The results demonstrate our method’s effectiveness, achieving 76.58% usable mask data without specific labels and a road mask IoU of 90.14%. While precision lags behind supervised models, it matches self-supervised approaches, confirming our framework’s ability to generate high-quality mask labels without training data in robot technology. Further analysis on Cityscapes test data across urban environments shows usable mask ratios generally exceed 70%, with most IoUs above 0.8, verifying the framework’s generalization from large pre-trained models and accurate segmentation of open-text terrains.

Ablation experiments validate the proposed mask optimization strategies. Using drone-collected outdoor images, we create mask label sets with different generation strategies and build segmentation models for evaluation. All hyperparameters follow earlier settings, and models are assessed on manually annotated masks. Table 2 details results, where SLIC and Dice denote our preprocessing and postprocessing techniques.

Table 2: Ablation Experiment Results
SLIC	Dice	mIoU (%)	Training Loss
×	×	91.42	0.9304
✓	×	93.78	0.8201
✓	✓	96.34	0.6665

The ablation shows that SLIC and Dice strategies improve mIoU by 2.36% and 2.56%, respectively, reducing training loss and accelerating convergence. Figure 5 illustrates Dice postprocessing’s positive impact on training, confirming our strategies enhance mask precision and facilitate convergence on terrain semantics and spatial information.

In quadruped robot prototype experiments, we first use drone-collected images and terrain-related text input to the algorithm framework to automatically generate terrain masks. These serve as supervision for building a lightweight segmentation model deployed on the robot for real-time image segmentation. Following parameter settings, the model accurately segments terrains like grass, concrete, and gravel. The experimental environment includes original camera images and model predictions. Based on segmentation results, the robot avoids hazardous terrains and selects optimal motion strategies: grass is marked dangerous, prompting detours; concrete allows low-step-frequency, high-stride fast movement; and gravel requires higher step frequency and reduced speed for safe passage. This approach enables safe navigation from start to destination while avoiding non-geometric obstacles like grass. Practical tests show the lightweight model delivers reliable segmentation, enhancing travel efficiency and safety in robot technology.

In conclusion, we propose a robotic terrain perception algorithm based on multimodal text-visual large models.
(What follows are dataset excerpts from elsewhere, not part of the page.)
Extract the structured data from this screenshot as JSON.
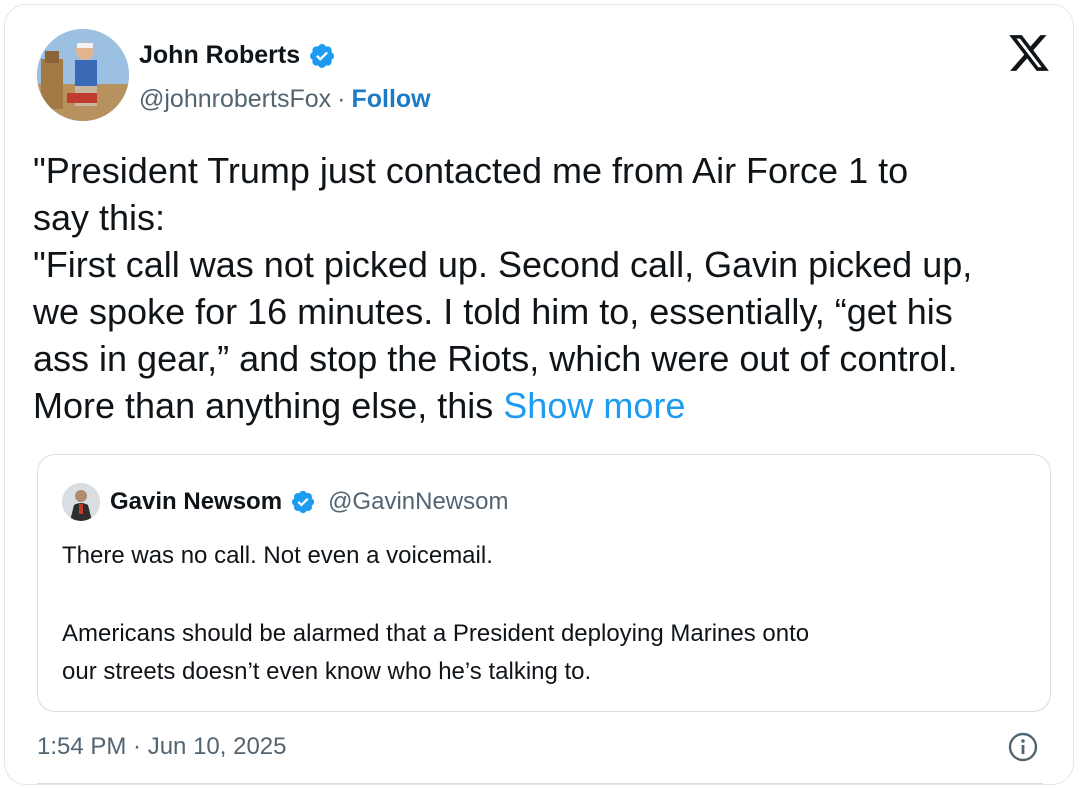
{
  "author": {
    "name": "John Roberts",
    "handle": "@johnrobertsFox",
    "separator": "·",
    "follow_label": "Follow",
    "verified": true
  },
  "tweet": {
    "lines": [
      "\"President Trump just contacted me from Air Force 1 to",
      "say this:",
      "\"First call was not picked up. Second call, Gavin picked up,",
      "we spoke for 16 minutes. I told him to, essentially, “get his",
      "ass in gear,” and stop the Riots, which were out of control."
    ],
    "last_line": "More than anything else, this ",
    "show_more_label": "Show more"
  },
  "quote": {
    "name": "Gavin Newsom",
    "handle": "@GavinNewsom",
    "verified": true,
    "paragraph1": "There was no call. Not even a voicemail.",
    "paragraph2_line1": "Americans should be alarmed that a President deploying Marines onto",
    "paragraph2_line2": "our streets doesn’t even know who he’s talking to."
  },
  "meta": {
    "timestamp": "1:54 PM · Jun 10, 2025"
  },
  "icons": {
    "platform": "x-logo-icon",
    "verified": "verified-badge-icon",
    "info": "info-icon"
  },
  "colors": {
    "link": "#1d9bf0",
    "follow": "#1d7bc6",
    "verified": "#1d9bf0",
    "secondary_text": "#536471"
  }
}
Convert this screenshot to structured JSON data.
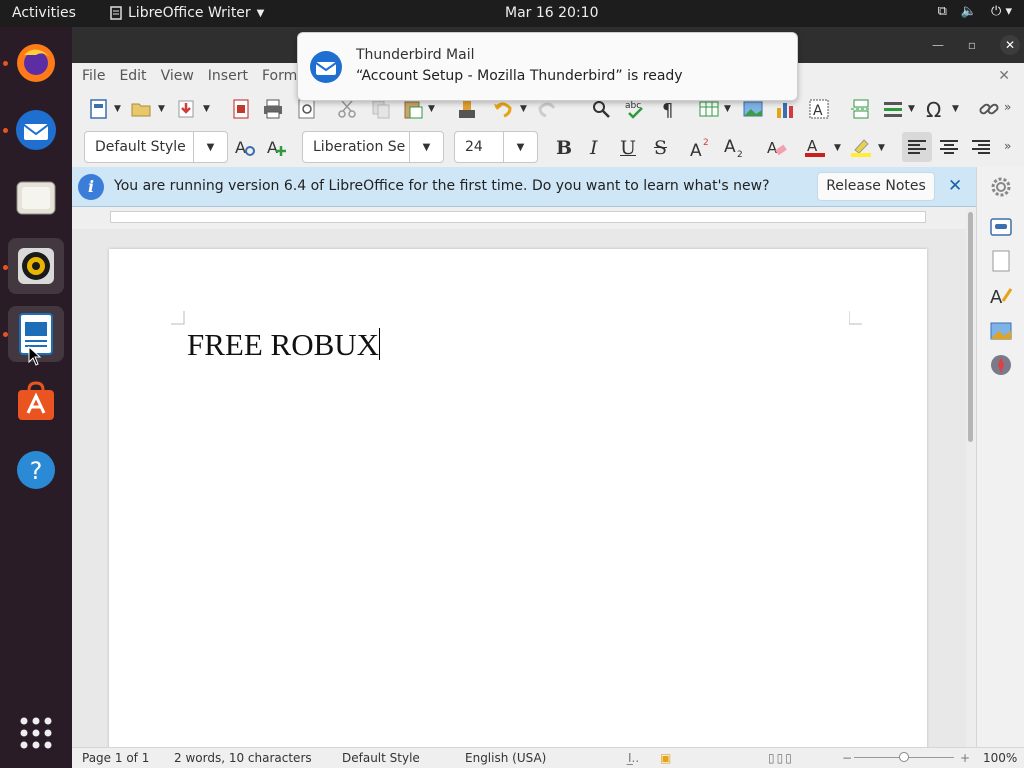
{
  "topbar": {
    "activities": "Activities",
    "app_name": "LibreOffice Writer",
    "clock": "Mar 16  20:10"
  },
  "notification": {
    "title": "Thunderbird Mail",
    "body": "“Account Setup - Mozilla Thunderbird” is ready"
  },
  "menubar": {
    "items": [
      "File",
      "Edit",
      "View",
      "Insert",
      "Form"
    ]
  },
  "formatting": {
    "paragraph_style": "Default Style",
    "font_name": "Liberation Se",
    "font_size": "24"
  },
  "infobar": {
    "message": "You are running version 6.4 of LibreOffice for the first time. Do you want to learn what's new?",
    "button": "Release Notes"
  },
  "document": {
    "text": "FREE ROBUX"
  },
  "statusbar": {
    "page": "Page 1 of 1",
    "counts": "2 words, 10 characters",
    "style": "Default Style",
    "language": "English (USA)",
    "zoom": "100%"
  },
  "colors": {
    "accent": "#e95420",
    "infobar_bg": "#cfe6f7"
  }
}
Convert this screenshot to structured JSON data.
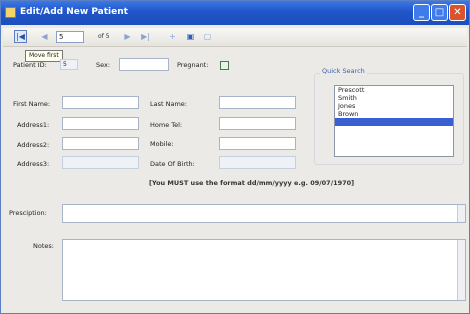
{
  "window": {
    "title": "Edit/Add New Patient",
    "minimize_label": "_",
    "maximize_label": "□",
    "close_label": "✕"
  },
  "toolbar": {
    "position": "5",
    "of_label": "of 5",
    "tooltip": "Move first"
  },
  "form": {
    "patient_id_label": "Patient ID:",
    "patient_id_value": "5",
    "sex_label": "Sex:",
    "pregnant_label": "Pregnant:",
    "first_name_label": "First Name:",
    "last_name_label": "Last Name:",
    "address1_label": "Address1:",
    "home_tel_label": "Home Tel:",
    "address2_label": "Address2:",
    "mobile_label": "Mobile:",
    "address3_label": "Address3:",
    "dob_label": "Date Of Birth:",
    "date_note": "[You MUST use the format dd/mm/yyyy e.g. 09/07/1970]",
    "prescription_label": "Presciption:",
    "notes_label": "Notes:"
  },
  "quick_search": {
    "title": "Quick Search",
    "items": [
      "Prescott",
      "Smith",
      "Jones",
      "Brown",
      ""
    ],
    "selected_index": 4
  }
}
Leveraging CLIP and SAM’s generalization and interpretability, it achieves terrain segmentation without labeled data, supporting autonomous navigation in complex environments. Cityscapes dataset evaluations show over 75% usable masks with road terrain IoU of 90.14%. For quadruped robot terrain perception, real prototype experiments using outdoor visual texture information yield a lightweight model with mIoU of 96.34% on test data, demonstrating high segmentation accuracy and computational efficiency. This work enhances environmental adaptability and safety in robot technology, offering new solutions for complex computations on edge devices. Future efforts will focus on innovating fusion algorithms to maximize multimodal data advantages, improving segmentation precision and robustness for extremely complex terrain environments in robot technology applications.